I did, however, make the trip to Selhurst Park, an exercise in masochism at the best of times given the appalling facilities, but almost unbearable when your team capitulates as easily as City did.

Of course, the effects of Covid, injuries and the Premier League’s pathological need to pretend that there is anything even vaguely normal about the way football is being played at the moment meant that City had to field a thrown-together side, yet they still had six full internationals in their starting line-up while Palace were equally hit by the absence of key players.

Nevertheless, and long before the appearance of young Jonathan Rowe as a late substitute, it was men against boys as Palace cut through City’s powder-puff midfield tackling time after time with the game dead as a contest well before half time.

With the players roundly booed at half-time there was genuine cause for concern that a repeat of the first-half performance could see things become very ugly in the away end, but in fact some wonderful gallows humour, and the fact that opponents largely playing in second gear didn’t add to their total, saw that risk defused, although the singling out of Billy Gilmour was unacceptable.

I’ve said before that I don’t think that he is the player that City need in their current state, and the delusional belief of Chelsea fans that he is man of the match game after game when he isn’t really standing out in a sub-standard midfield is beyond irritating, but to make a 20-year-old lad, who has always come across as humble in interviews and never hides in games, the main scapegoat for much wider problems is unfair, as is the tagging of both him and members of his family into abusive social media posts.

Sadly, both that and news of the online racist abuse of Adam Idah soured the mood further as fans trekked home both financially poorer and deeply depressed by the thought that things may well get worse before they get better.

Worse was to follow the following day with news that a City fan had been ejected for racist abuse of Palace players, something that, quite rightly, the club condemned in the strongest terms.

However, the vast majority of City fans were absolutely magnificent at Selhurst Park on Tuesday, particularly given the dross served up to them in the first half and the actions of a handful of morons shouldn’t be allowed to detract from that.

However, it’s clear that frustration is growing as another season in the Premier League heads towards a humiliating relegation and inevitably individual players, the owners and the recruitment system are coming in for criticism, with the self-funding model increasingly looking incompatible with Premier League status, however much many of us want to see it work.

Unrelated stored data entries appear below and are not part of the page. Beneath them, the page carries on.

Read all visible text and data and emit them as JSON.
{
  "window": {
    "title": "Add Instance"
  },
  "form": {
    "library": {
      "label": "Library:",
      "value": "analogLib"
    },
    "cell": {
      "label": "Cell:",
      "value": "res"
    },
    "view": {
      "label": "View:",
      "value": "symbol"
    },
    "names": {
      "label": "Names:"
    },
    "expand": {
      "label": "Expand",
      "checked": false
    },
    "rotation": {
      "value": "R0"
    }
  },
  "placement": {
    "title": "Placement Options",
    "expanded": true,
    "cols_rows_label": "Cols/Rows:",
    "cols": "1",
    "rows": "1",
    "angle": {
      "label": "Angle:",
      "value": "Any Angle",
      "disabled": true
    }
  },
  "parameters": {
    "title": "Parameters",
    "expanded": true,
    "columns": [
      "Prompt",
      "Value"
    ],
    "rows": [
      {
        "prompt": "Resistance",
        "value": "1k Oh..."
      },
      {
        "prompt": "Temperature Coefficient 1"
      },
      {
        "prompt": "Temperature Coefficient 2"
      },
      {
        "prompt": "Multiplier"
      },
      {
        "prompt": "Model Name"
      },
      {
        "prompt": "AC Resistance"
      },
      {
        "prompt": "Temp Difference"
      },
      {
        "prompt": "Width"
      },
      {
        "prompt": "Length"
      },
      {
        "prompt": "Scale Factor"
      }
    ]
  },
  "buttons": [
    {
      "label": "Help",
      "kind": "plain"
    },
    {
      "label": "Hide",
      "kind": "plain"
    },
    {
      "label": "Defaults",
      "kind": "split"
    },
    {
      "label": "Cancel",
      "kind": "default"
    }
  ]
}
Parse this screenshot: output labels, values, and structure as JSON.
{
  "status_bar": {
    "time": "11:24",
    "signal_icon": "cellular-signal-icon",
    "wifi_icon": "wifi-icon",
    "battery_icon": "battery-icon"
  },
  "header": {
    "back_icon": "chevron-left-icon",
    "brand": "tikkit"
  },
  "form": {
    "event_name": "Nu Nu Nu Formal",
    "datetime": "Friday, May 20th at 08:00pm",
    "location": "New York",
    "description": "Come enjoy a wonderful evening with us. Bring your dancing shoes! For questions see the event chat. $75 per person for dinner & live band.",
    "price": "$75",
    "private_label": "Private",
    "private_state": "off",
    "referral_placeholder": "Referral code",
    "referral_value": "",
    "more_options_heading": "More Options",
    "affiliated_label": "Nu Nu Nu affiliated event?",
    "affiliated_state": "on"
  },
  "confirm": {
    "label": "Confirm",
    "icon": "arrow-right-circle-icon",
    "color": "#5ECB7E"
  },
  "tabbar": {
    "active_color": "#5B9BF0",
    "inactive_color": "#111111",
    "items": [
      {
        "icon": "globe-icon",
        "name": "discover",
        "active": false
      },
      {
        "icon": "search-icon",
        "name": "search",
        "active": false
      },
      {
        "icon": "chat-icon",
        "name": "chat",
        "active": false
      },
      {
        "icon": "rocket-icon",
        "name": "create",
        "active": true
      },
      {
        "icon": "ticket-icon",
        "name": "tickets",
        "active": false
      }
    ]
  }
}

The fact that so many senior players are missing does provide some mitigation, but realistically even when everyone has been fit, City have looked ill-equipped at this level, and there is still much work ahead to improve upon the points total of two seasons ago.

In football, as in life, if you don’t progress you stagnate, and despite a significant spend it’s hard to see any real improvement on the 2019/20 squad. City are still routinely outmuscled, overly-reliant on one player to score and lacking any real creative spark.

Yes, injuries have played a part, but with fans feeling increasingly disconnected from this group of players there is a growing belief among the City faithful that lessons haven’t been learned creating a very real danger that stagnation could easily tip into regression.